Burner and combustion firm Nu-way is conducting biofuel heating trials to determine the effectiveness of biofuel adoption in schools.
Nu-way, part of the Enertech group with a global headquarters in Droitwich, Worcestershire, is working with Worcestershire County Council on a series of long-term biodiesel heating development and replacement trials.

The first trial, at Chase Technology College in Malvern, involved a Nu-Way NDFL 15 burner being modified to accept a range of biodiesel and bio-oils before being refitted to the existing 450kW boiler. The trial involves running one boiler on a 20 per cent renewable oil blend, which will immediately reduce carbon emissions by 20 per cent at no additional fuel cost.

Various blends of biofuels, including B20 (80% diesel and 20% rape seed oil, are being used in the trials.

Performance of the burner and boiler are being closely monitored to assess effectiveness and potential long-term issues arising from the technology's use.

'Our initial trials at the Chase School utilising an 80:20 blend, delivers a significant reduction in the production of greenhouse gases', said James Sopwith, managing director for Nu-way.

Speaking about the trials ahead, he said: 'This is an extremely exciting project for both Nu-way and WCC and we are confident the results will show what can be achieved in terms of carbon emission reduction with a small amount of equipment modification and in turn, low capital cost outlay', he added.

With more than 70 years experience in the heating and combustion sector, Nu-way announced its entry into the renewable energy market earlier this year.

Biofuels can be up to 100% vegetable oil and therefore providing a renewable, clean and reliable source.

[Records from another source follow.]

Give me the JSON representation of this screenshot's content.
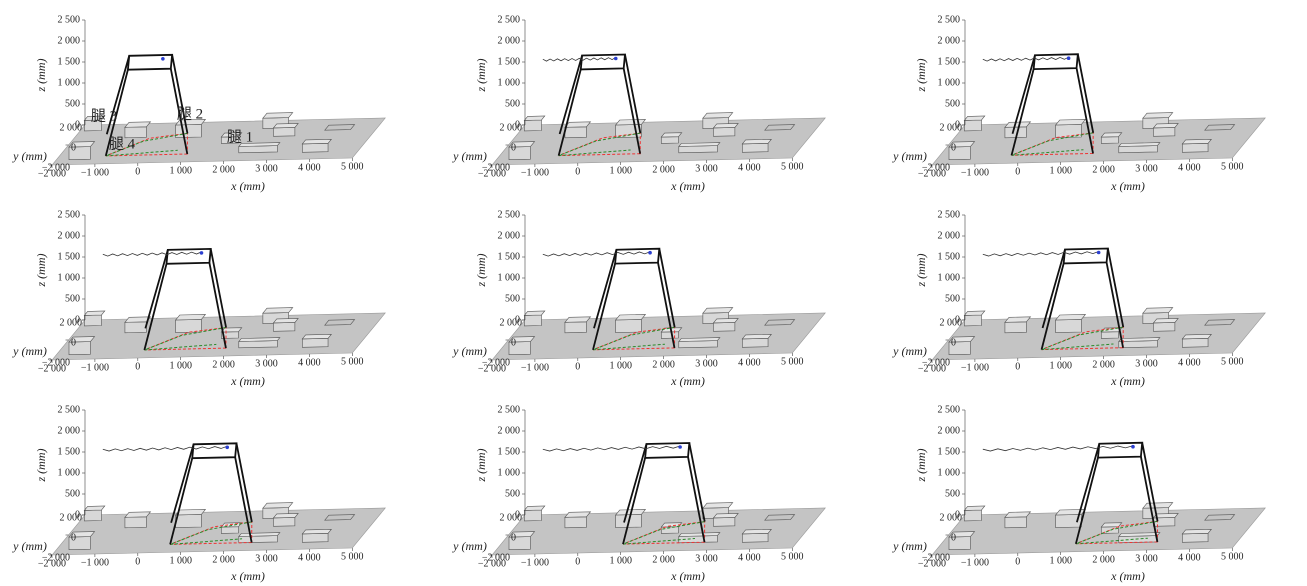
{
  "chart_data": [
    {
      "type": "3d-scene",
      "xlabel": "x (mm)",
      "ylabel": "y (mm)",
      "zlabel": "z (mm)",
      "xlim": [
        -2000,
        5000
      ],
      "ylim": [
        -2000,
        2000
      ],
      "zlim": [
        0,
        2500
      ],
      "xticks": [
        {
          "value": -2000,
          "label": "−2 000"
        },
        {
          "value": -1000,
          "label": "−1 000"
        },
        0,
        {
          "value": 1000,
          "label": "1 000"
        },
        {
          "value": 2000,
          "label": "2 000"
        },
        {
          "value": 3000,
          "label": "3 000"
        },
        {
          "value": 4000,
          "label": "4 000"
        },
        {
          "value": 5000,
          "label": "5 000"
        }
      ],
      "yticks": [
        {
          "value": 2000,
          "label": "2 000"
        },
        0,
        {
          "value": -2000,
          "label": "−2 000"
        }
      ],
      "zticks": [
        0,
        500,
        {
          "value": 1000,
          "label": "1 000"
        },
        {
          "value": 1500,
          "label": "1 500"
        },
        {
          "value": 2000,
          "label": "2 000"
        },
        {
          "value": 2500,
          "label": "2 500"
        }
      ],
      "annotations": [
        "腿 1",
        "腿 2",
        "腿 3",
        "腿 4"
      ]
    },
    {
      "type": "3d-scene",
      "xlabel": "x (mm)",
      "ylabel": "y (mm)",
      "zlabel": "z (mm)",
      "xlim": [
        -2000,
        5000
      ],
      "ylim": [
        -2000,
        2000
      ],
      "zlim": [
        0,
        2500
      ],
      "xticks": [
        {
          "value": -2000,
          "label": "−2 000"
        },
        {
          "value": -1000,
          "label": "−1 000"
        },
        0,
        {
          "value": 1000,
          "label": "1 000"
        },
        {
          "value": 2000,
          "label": "2 000"
        },
        {
          "value": 3000,
          "label": "3 000"
        },
        {
          "value": 4000,
          "label": "4 000"
        },
        {
          "value": 5000,
          "label": "5 000"
        }
      ],
      "yticks": [
        {
          "value": 2000,
          "label": "2 000"
        },
        0,
        {
          "value": -2000,
          "label": "−2 000"
        }
      ],
      "zticks": [
        0,
        500,
        {
          "value": 1000,
          "label": "1 000"
        },
        {
          "value": 1500,
          "label": "1 500"
        },
        {
          "value": 2000,
          "label": "2 000"
        },
        {
          "value": 2500,
          "label": "2 500"
        }
      ]
    },
    {
      "type": "3d-scene",
      "xlabel": "x (mm)",
      "ylabel": "y (mm)",
      "zlabel": "z (mm)",
      "xlim": [
        -2000,
        5000
      ],
      "ylim": [
        -2000,
        2000
      ],
      "zlim": [
        0,
        2500
      ],
      "xticks": [
        {
          "value": -2000,
          "label": "−2 000"
        },
        {
          "value": -1000,
          "label": "−1 000"
        },
        0,
        {
          "value": 1000,
          "label": "1 000"
        },
        {
          "value": 2000,
          "label": "2 000"
        },
        {
          "value": 3000,
          "label": "3 000"
        },
        {
          "value": 4000,
          "label": "4 000"
        },
        {
          "value": 5000,
          "label": "5 000"
        }
      ],
      "yticks": [
        {
          "value": 2000,
          "label": "2 000"
        },
        0,
        {
          "value": -2000,
          "label": "−2 000"
        }
      ],
      "zticks": [
        0,
        500,
        {
          "value": 1000,
          "label": "1 000"
        },
        {
          "value": 1500,
          "label": "1 500"
        },
        {
          "value": 2000,
          "label": "2 000"
        },
        {
          "value": 2500,
          "label": "2 500"
        }
      ]
    },
    {
      "type": "3d-scene",
      "xlabel": "x (mm)",
      "ylabel": "y (mm)",
      "zlabel": "z (mm)",
      "xlim": [
        -2000,
        5000
      ],
      "ylim": [
        -2000,
        2000
      ],
      "zlim": [
        0,
        2500
      ],
      "xticks": [
        {
          "value": -2000,
          "label": "−2 000"
        },
        {
          "value": -1000,
          "label": "−1 000"
        },
        0,
        {
          "value": 1000,
          "label": "1 000"
        },
        {
          "value": 2000,
          "label": "2 000"
        },
        {
          "value": 3000,
          "label": "3 000"
        },
        {
          "value": 4000,
          "label": "4 000"
        },
        {
          "value": 5000,
          "label": "5 000"
        }
      ],
      "yticks": [
        {
          "value": 2000,
          "label": "2 000"
        },
        0,
        {
          "value": -2000,
          "label": "−2 000"
        }
      ],
      "zticks": [
        0,
        500,
        {
          "value": 1000,
          "label": "1 000"
        },
        {
          "value": 1500,
          "label": "1 500"
        },
        {
          "value": 2000,
          "label": "2 000"
        },
        {
          "value": 2500,
          "label": "2 500"
        }
      ]
    },
    {
      "type": "3d-scene",
      "xlabel": "x (mm)",
      "ylabel": "y (mm)",
      "zlabel": "z (mm)",
      "xlim": [
        -2000,
        5000
      ],
      "ylim": [
        -2000,
        2000
      ],
      "zlim": [
        0,
        2500
      ],
      "xticks": [
        {
          "value": -2000,
          "label": "−2 000"
        },
        {
          "value": -1000,
          "label": "−1 000"
        },
        0,
        {
          "value": 1000,
          "label": "1 000"
        },
        {
          "value": 2000,
          "label": "2 000"
        },
        {
          "value": 3000,
          "label": "3 000"
        },
        {
          "value": 4000,
          "label": "4 000"
        },
        {
          "value": 5000,
          "label": "5 000"
        }
      ],
      "yticks": [
        {
          "value": 2000,
          "label": "2 000"
        },
        0,
        {
          "value": -2000,
          "label": "−2 000"
        }
      ],
      "zticks": [
        0,
        500,
        {
          "value": 1000,
          "label": "1 000"
        },
        {
          "value": 1500,
          "label": "1 500"
        },
        {
          "value": 2000,
          "label": "2 000"
        },
        {
          "value": 2500,
          "label": "2 500"
        }
      ]
    },
    {
      "type": "3d-scene",
      "xlabel": "x (mm)",
      "ylabel": "y (mm)",
      "zlabel": "z (mm)",
      "xlim": [
        -2000,
        5000
      ],
      "ylim": [
        -2000,
        2000
      ],
      "zlim": [
        0,
        2500
      ],
      "xticks": [
        {
          "value": -2000,
          "label": "−2 000"
        },
        {
          "value": -1000,
          "label": "−1 000"
        },
        0,
        {
          "value": 1000,
          "label": "1 000"
        },
        {
          "value": 2000,
          "label": "2 000"
        },
        {
          "value": 3000,
          "label": "3 000"
        },
        {
          "value": 4000,
          "label": "4 000"
        },
        {
          "value": 5000,
          "label": "5 000"
        }
      ],
      "yticks": [
        {
          "value": 2000,
          "label": "2 000"
        },
        0,
        {
          "value": -2000,
          "label": "−2 000"
        }
      ],
      "zticks": [
        0,
        500,
        {
          "value": 1000,
          "label": "1 000"
        },
        {
          "value": 1500,
          "label": "1 500"
        },
        {
          "value": 2000,
          "label": "2 000"
        },
        {
          "value": 2500,
          "label": "2 500"
        }
      ]
    },
    {
      "type": "3d-scene",
      "xlabel": "x (mm)",
      "ylabel": "y (mm)",
      "zlabel": "z (mm)",
      "xlim": [
        -2000,
        5000
      ],
      "ylim": [
        -2000,
        2000
      ],
      "zlim": [
        0,
        2500
      ],
      "xticks": [
        {
          "value": -2000,
          "label": "−2 000"
        },
        {
          "value": -1000,
          "label": "−1 000"
        },
        0,
        {
          "value": 1000,
          "label": "1 000"
        },
        {
          "value": 2000,
          "label": "2 000"
        },
        {
          "value": 3000,
          "label": "3 000"
        },
        {
          "value": 4000,
          "label": "4 000"
        },
        {
          "value": 5000,
          "label": "5 000"
        }
      ],
      "yticks": [
        {
          "value": 2000,
          "label": "2 000"
        },
        0,
        {
          "value": -2000,
          "label": "−2 000"
        }
      ],
      "zticks": [
        0,
        500,
        {
          "value": 1000,
          "label": "1 000"
        },
        {
          "value": 1500,
          "label": "1 500"
        },
        {
          "value": 2000,
          "label": "2 000"
        },
        {
          "value": 2500,
          "label": "2 500"
        }
      ]
    },
    {
      "type": "3d-scene",
      "xlabel": "x (mm)",
      "ylabel": "y (mm)",
      "zlabel": "z (mm)",
      "xlim": [
        -2000,
        5000
      ],
      "ylim": [
        -2000,
        2000
      ],
      "zlim": [
        0,
        2500
      ],
      "xticks": [
        {
          "value": -2000,
          "label": "−2 000"
        },
        {
          "value": -1000,
          "label": "−1 000"
        },
        0,
        {
          "value": 1000,
          "label": "1 000"
        },
        {
          "value": 2000,
          "label": "2 000"
        },
        {
          "value": 3000,
          "label": "3 000"
        },
        {
          "value": 4000,
          "label": "4 000"
        },
        {
          "value": 5000,
          "label": "5 000"
        }
      ],
      "yticks": [
        {
          "value": 2000,
          "label": "2 000"
        },
        0,
        {
          "value": -2000,
          "label": "−2 000"
        }
      ],
      "zticks": [
        0,
        500,
        {
          "value": 1000,
          "label": "1 000"
        },
        {
          "value": 1500,
          "label": "1 500"
        },
        {
          "value": 2000,
          "label": "2 000"
        },
        {
          "value": 2500,
          "label": "2 500"
        }
      ]
    },
    {
      "type": "3d-scene",
      "xlabel": "x (mm)",
      "ylabel": "y (mm)",
      "zlabel": "z (mm)",
      "xlim": [
        -2000,
        5000
      ],
      "ylim": [
        -2000,
        2000
      ],
      "zlim": [
        0,
        2500
      ],
      "xticks": [
        {
          "value": -2000,
          "label": "−2 000"
        },
        {
          "value": -1000,
          "label": "−1 000"
        },
        0,
        {
          "value": 1000,
          "label": "1 000"
        },
        {
          "value": 2000,
          "label": "2 000"
        },
        {
          "value": 3000,
          "label": "3 000"
        },
        {
          "value": 4000,
          "label": "4 000"
        },
        {
          "value": 5000,
          "label": "5 000"
        }
      ],
      "yticks": [
        {
          "value": 2000,
          "label": "2 000"
        },
        0,
        {
          "value": -2000,
          "label": "−2 000"
        }
      ],
      "zticks": [
        0,
        500,
        {
          "value": 1000,
          "label": "1 000"
        },
        {
          "value": 1500,
          "label": "1 500"
        },
        {
          "value": 2000,
          "label": "2 000"
        },
        {
          "value": 2500,
          "label": "2 500"
        }
      ]
    }
  ]
}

The County Council has been involved in many projects aimed at reducing carbon emissions produced by buildings that it maintains. These include the ground-source heating system at the new Redhill Primary School and the woodfuel burner at county hall itself.

The council will run one boiler on bio-diesel throughout this coming winter. It also hopes to try higher percentage blends of bio-oil (up to 100 per cent carbon free) as the technology develops. If all of the schools maintained by the county council switched their oil-fired burners to use 20 per cent bio-diesel, it would reduce our carbon dioxide emissions by more than 100 tonnes a year.

Phil Harris, county council chief engineer, said “We’re already seeing bio-diesel becoming available for road vehicles, and we want to see if it can be used economically in heating boilers in the council’s schools. Working with The Chase will give us important operational experience so we can make sure new greener fuels have no long-term impacts on the reliability of the schools’ heating boilers.”